Some four or five months ago Father Alex missed his scheduled ordination.  He was not far away from having his hands anointed by God Himself.  He fell gravely ill just a few weeks before "O" Day and spent a goodly amount of time in ICU in the great state of Texas where he was attending the seminary.  It was not the news that family and friends were expecting.  But it did have the effect of galvanizing those who love this young man into action.  I know that God had His hands full with all the prayers that were flung at Him from all over Southern California, some parts of Mexico and most of us do not know where else. Well, far be it from me to accuse God of caving in, but the fact of the matter is, that we now have Father Alex Gamino, alive and well, whether or not God had to change His mind to match ours.  Let's just say, as good Catholics always do, "Our prayers were heard."

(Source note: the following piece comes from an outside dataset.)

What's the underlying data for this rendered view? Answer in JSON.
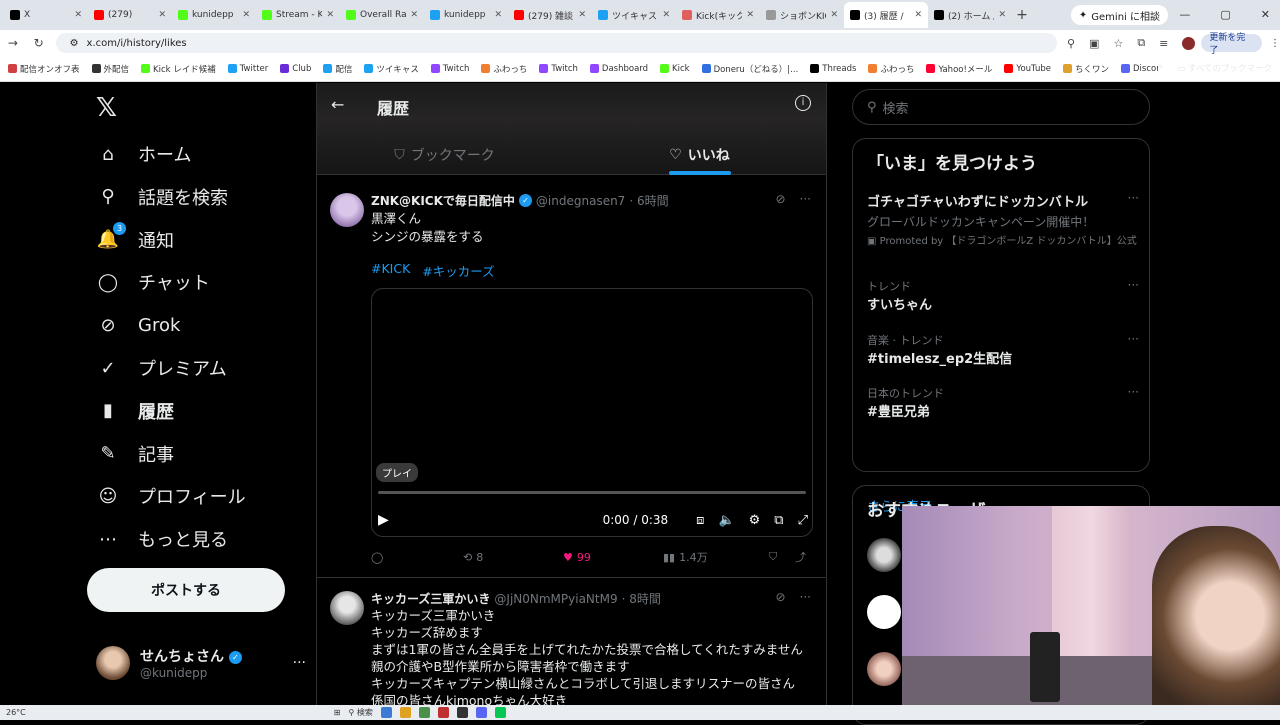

Tomorrow, Belle and I will kneel before Father Alex and he will bless us.  It will be special for us because we know that this will be a blessing soaking wet with holy tears of gratitude for life, for a vision of holy work pruning the Lord's vine, feeding His sheep, protecting His lambs and spreading His love all around the Southern California desert towns where Father Alex will walk firmly, gently, bravely and with a purposeful gait.   He knows that he has been blessed with renewed vigor for a reason that only God knows.  Father Alex will not let you down, Lord.  You'll be glad You kept him around.  He will be with You working so hard for so long that he will not have time to cry at my funeral.